With the help of your lender, you can give as low as 1% down payment. They need to assess your finances, the location of the property and other expenses to come up with the best cost-effective plan for your homeownership.
Here are some of the most common and low down payment mortgages you can choose:
- FHA Loan - the friendliest for first-time buyers that offer 3.5% down payment when purchasing a home
- USDA Loan - also known as the Rural Housing provides 100% financing for rural homes nationwide
- VA Loan - available to the members of US military and Armed services and provides 100% financing
- HomeReady Mortgage - offer 3% down payment available for all multigenerational households
- Conventional 97 - offers 3% down payment for home buyers with a credit scores above-average
5. Lock In Mortgage Rate
Interest rates fluctuate every day, so you need to consider locking in your mortgage rate.
Lock in price is a guarantee between the lender and the borrower that a specific interest rate will be followed at a specific cost for a period of changes in the market. Also, lock in rate is recommended especially during the rising-rate of the market instead of the floating rate.
However, there are times when the mortgage lock-in will probably change. Here are a few reasons you need to look out for:
- Changing your down payment amount or choosing another type of mortgage.
- When your credit score changes due to the application for new credit or neglecting to pay on your current debt, then it might change.
- The appraisal of your house may either be lower or higher.
6. Create an Escrow Account
To ensure that no property or funds will change until all the conditions of the transaction have been met, establish an escrow account. For this reason, your lender requires you to pay the homeowner's insurance and property taxes all year round. With each payment held on this, you pay one-twelfth of your annual tax bill and annual premium insurance.
You don't have to worry about it because your lender is required by law to show the annual statements of the escrow account.
7. Consult an Insurance Agent
Selecting a home insurance plan is necessary to protect your home from future incidents like fire or theft. Therefore, it is essential to seek out the advice of an insurance agent.
Here are some reasons why consulting an insurance agent is vital:
- Insurance agent customizes coverage packages suitable for your home.
- Explains the inclusions and exclusions of your policy.
- They are the ones processing the policy payments and document.
8. Figure Out the Closing Fees
Before closing the deal, you need to go over and finalize the contract. If need be, negotiate even at the last minute especially when it comes to the closing costs. Here are some fees you can expect during the closing:
- Attorney's Fee - pays the lawyer who reviews the closing documents on behalf of the seller or buyer
- Closing Fee - payments made for the title company, escrow company, or third party that oversees the closing in your home purchase.

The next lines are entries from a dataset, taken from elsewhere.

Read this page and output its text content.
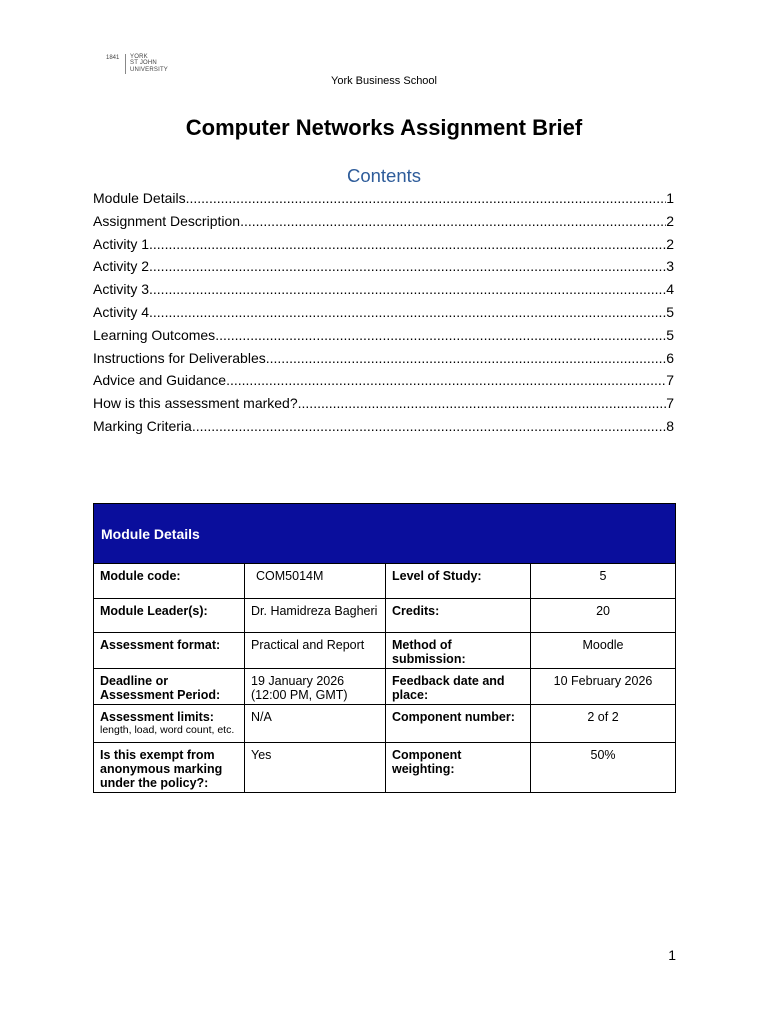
1841	YORK
ST JOHN
UNIVERSITY
York Business School
Computer Networks Assignment Brief
Contents
Module Details .....	1
Assignment Description .....	2
Activity 1 .....	2
Activity 2 .....	3
Activity 3 .....	4
Activity 4 .....	5
Learning Outcomes .....	5
Instructions for Deliverables .....	6
Advice and Guidance .....	7
How is this assessment marked? .....	7
Marking Criteria .....	8
Module Details			
Module code:	COM5014M	Level of Study:	5
Module Leader(s):	Dr. Hamidreza Bagheri	Credits:	20
Assessment format:	Practical and Report	Method of submission:	Moodle
Deadline or Assessment Period:	19 January 2026 (12:00 PM, GMT)	Feedback date and place:	10 February 2026
Assessment limits:
length, load, word count, etc.	N/A	Component number:	2 of 2
Is this exempt from anonymous marking under the policy?:	Yes	Component weighting:	50%
1
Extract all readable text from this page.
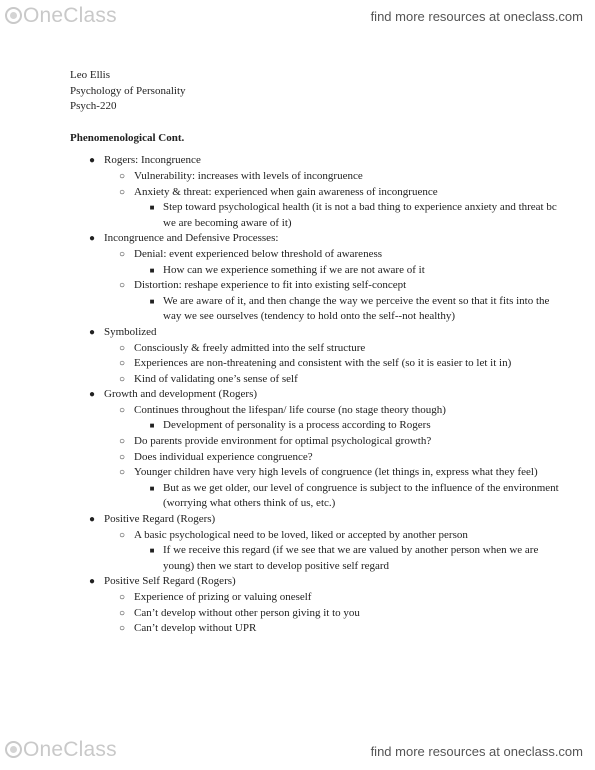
OneClass	find more resources at oneclass.com
Leo Ellis
Psychology of Personality
Psych-220
Phenomenological Cont.
● Rogers: Incongruence
○ Vulnerability: increases with levels of incongruence
○ Anxiety & threat: experienced when gain awareness of incongruence
■ Step toward psychological health (it is not a bad thing to experience anxiety and threat bc we are becoming aware of it)
● Incongruence and Defensive Processes:
○ Denial: event experienced below threshold of awareness
■ How can we experience something if we are not aware of it
○ Distortion: reshape experience to fit into existing self-concept
■ We are aware of it, and then change the way we perceive the event so that it fits into the way we see ourselves (tendency to hold onto the self--not healthy)
● Symbolized
○ Consciously & freely admitted into the self structure
○ Experiences are non-threatening and consistent with the self (so it is easier to let it in)
○ Kind of validating one’s sense of self
● Growth and development (Rogers)
○ Continues throughout the lifespan/ life course (no stage theory though)
■ Development of personality is a process according to Rogers
○ Do parents provide environment for optimal psychological growth?
○ Does individual experience congruence?
○ Younger children have very high levels of congruence (let things in, express what they feel)
■ But as we get older, our level of congruence is subject to the influence of the environment (worrying what others think of us, etc.)
● Positive Regard (Rogers)
○ A basic psychological need to be loved, liked or accepted by another person
■ If we receive this regard (if we see that we are valued by another person when we are young) then we start to develop positive self regard
● Positive Self Regard (Rogers)
○ Experience of prizing or valuing oneself
○ Can’t develop without other person giving it to you
○ Can’t develop without UPR
OneClass	find more resources at oneclass.com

- Home Inspection Fee - payments made to the ones who had verified the condition of the property before you closed the deal
- Transfer Taxes - payment for taxes when passing the title from the seller to buyer
Conclusion:
Investing in a house needs a crucial decision making to attain your desired home at a justifiable cost. The financing part is tedious and critical especially for first time home buyers, so it is best to ask professional help to avoid overspending at unnecessary expensive fees. Moreover, it is cheaper to make a good decision when purchasing rather meet future financial problems due to lack of financial plans.